I was thinking along the opposite lines: the F-35 has been a giant shitshow designed to get foreign militaries to waste efforts trying to "duplicate" it.

It'd be even more hilarious if the Chinese stole the plans to the F-35 and produced it verbatim. They'd realize they would have wasted a great deal of espionage and manufacturing effort on producing the lamest fighter ever.

The USSR spent a ton of money making the Buran and had very little to show for their efforts other than a warehouse full of expensive, rusting junk.
This is true. The most successful Russian rocket line is the Soyuz family. It's unrelated to the Energia rocket that was used in the Buran programme.
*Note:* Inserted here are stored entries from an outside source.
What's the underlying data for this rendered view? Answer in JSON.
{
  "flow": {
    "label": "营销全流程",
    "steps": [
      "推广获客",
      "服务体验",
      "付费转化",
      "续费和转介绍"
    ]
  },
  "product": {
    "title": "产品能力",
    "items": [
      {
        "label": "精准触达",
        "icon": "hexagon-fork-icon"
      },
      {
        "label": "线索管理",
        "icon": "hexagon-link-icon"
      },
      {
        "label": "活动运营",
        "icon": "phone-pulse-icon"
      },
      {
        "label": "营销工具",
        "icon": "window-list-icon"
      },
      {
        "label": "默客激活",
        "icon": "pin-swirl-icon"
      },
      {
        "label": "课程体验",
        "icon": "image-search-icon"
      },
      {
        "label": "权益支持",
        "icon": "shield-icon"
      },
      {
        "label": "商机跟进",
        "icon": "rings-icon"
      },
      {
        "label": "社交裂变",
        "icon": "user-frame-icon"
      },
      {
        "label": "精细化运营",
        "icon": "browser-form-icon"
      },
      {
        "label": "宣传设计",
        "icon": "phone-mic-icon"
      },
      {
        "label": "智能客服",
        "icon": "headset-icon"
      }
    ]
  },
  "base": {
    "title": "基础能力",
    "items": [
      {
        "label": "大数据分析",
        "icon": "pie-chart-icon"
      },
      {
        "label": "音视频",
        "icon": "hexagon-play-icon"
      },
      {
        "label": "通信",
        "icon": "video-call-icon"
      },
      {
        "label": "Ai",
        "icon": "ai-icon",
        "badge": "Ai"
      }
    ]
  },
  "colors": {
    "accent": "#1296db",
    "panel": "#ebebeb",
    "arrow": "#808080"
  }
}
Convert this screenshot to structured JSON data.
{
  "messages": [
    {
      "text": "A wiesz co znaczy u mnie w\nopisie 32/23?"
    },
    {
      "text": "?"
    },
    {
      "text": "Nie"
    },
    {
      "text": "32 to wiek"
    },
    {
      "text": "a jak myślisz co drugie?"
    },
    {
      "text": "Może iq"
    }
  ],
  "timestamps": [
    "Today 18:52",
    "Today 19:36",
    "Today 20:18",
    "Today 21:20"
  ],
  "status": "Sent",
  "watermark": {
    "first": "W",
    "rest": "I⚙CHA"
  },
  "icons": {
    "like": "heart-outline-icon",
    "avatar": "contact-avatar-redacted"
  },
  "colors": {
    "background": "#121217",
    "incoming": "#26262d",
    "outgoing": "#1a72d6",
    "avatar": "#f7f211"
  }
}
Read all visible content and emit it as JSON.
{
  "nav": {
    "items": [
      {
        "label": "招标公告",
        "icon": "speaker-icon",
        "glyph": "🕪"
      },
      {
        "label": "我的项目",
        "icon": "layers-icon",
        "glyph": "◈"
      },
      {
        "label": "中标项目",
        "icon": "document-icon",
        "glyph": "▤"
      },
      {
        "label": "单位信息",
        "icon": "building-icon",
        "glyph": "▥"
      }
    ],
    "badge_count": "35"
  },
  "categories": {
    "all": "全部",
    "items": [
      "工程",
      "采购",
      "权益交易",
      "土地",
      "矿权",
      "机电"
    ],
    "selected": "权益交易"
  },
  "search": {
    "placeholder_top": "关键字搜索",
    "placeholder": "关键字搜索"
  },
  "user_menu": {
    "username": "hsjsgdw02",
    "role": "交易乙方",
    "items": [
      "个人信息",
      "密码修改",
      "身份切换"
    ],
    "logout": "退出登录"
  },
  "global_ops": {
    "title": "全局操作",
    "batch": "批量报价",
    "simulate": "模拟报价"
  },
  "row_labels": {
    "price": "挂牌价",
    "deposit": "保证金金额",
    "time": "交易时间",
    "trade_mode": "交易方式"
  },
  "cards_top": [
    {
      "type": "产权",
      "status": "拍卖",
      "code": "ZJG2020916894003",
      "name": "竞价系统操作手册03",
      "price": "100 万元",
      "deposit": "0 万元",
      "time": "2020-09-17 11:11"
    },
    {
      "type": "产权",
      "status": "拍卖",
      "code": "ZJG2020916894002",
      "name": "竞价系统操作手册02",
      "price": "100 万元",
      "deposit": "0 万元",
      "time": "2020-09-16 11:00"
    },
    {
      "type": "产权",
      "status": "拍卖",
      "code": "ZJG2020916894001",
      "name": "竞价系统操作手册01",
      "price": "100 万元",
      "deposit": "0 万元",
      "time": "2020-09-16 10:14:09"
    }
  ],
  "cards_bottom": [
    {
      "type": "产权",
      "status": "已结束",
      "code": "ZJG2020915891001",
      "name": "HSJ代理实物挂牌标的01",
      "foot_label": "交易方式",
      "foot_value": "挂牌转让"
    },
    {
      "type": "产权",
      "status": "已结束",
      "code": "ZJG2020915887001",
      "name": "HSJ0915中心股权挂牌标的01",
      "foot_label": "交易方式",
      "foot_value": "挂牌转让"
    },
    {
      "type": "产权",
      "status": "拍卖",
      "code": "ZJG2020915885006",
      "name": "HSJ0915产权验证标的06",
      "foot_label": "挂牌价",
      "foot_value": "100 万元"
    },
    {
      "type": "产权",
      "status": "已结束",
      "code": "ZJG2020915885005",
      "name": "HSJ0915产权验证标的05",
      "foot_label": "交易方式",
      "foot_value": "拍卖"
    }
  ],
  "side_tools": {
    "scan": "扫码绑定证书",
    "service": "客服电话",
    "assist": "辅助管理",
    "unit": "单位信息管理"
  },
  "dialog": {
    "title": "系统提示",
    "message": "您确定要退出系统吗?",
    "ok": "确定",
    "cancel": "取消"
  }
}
The Buran was basically a money pit for the USSR.

The F35/F22 AESA phased array radar is still as far as I'm aware, the best in the world. It was considered so sensitive, that the US wouldn't even let the UK use it. There isn't a closer military partner with the US than the UK, so that says how much the US values some of the components like that.
The F35 will be the superbattleship of WWIII - by the moment it arrives in all its glory it will be obsolete, as were the battleships in WWII.

If it has a pilot inside - it is obsolete. A good 30-40% of the plane's weight goes to ensure the pilot mostly survive.

Upfront disclaimer. I'm a veteran of OIF II (2003-2004 during the Fallujah Offensive) who flew the Shadow 200 aka one of the unmanned aerial vehicles you speak of. I was a 96U, which has been renamed to a 15W[1]. That picture is one of the teensy UAVs, not one of the bigger ones like the Shadow, Hunter, Predator, Reaper, Global Hawk, etc.

The UCAV/UCAS (aka UAV fighter jets for dogfighting) is still a very new concept and hasn't been proven in a battlefield environment yet. In fact, the USAF cancelled the X-45 UCAV demonstrator project even after it succeeded at pretty much everything they asked of it. The technology to really do some of these things has only matured in the past 5 or less years, and having it in milspec fielded gear in another 10 is possible, but still quite ambitious.

As someone who has 480+ combat flight hours flying missions all over Iraq, I call BS on your comment.

[1] http://www.goarmy.com/careers-and-jobs/browse-career-and-job...

I think he was saying when ww3 arrives, which I presume would be in atleast around 10 years time. I think thats what his point was.
My idea was that the next major conflict will be of "If I produce dumb drones faster than the other side can shoot them down I win" type. Quantity has a quality of its own. And with 3d printing turning a carrier into UAV factory is not impossible. Make them semi-autonomous and it will be formidable.
Perhaps, but weaponized lasers are an affordable deterrent to just that. The navy was the first to field them. They were worried that Iran would simply swarm their big battleships in a carrier strike group with dozens upon dozens of small speedboats + suicide bombers, or remotely piloted. Some lasers that are taught to focus on burning out the engine make short work of that.

Things like this are what I'm referring to: http://www.digitaltrends.com/cool-tech/boeing-drone-laser-we...

The anti-small swarm lasers are already in active duty on a few newer Naval warships. In the 10 years time you mention for a possible ww3, not only will airborne lasers be viable, they'll be commonplace. So again, no I don't think that's really going to be a big issue.

Also, if your idea did happen, it would be awful hard to defend a floating UAV 3d printing factory in the ocean. The US is slowly losing air superiority over the rest of the world, but there isn't a navy that would come close to even matching the might of the blue water US navy in 10 years, not by a long shot. Even China struggles with that.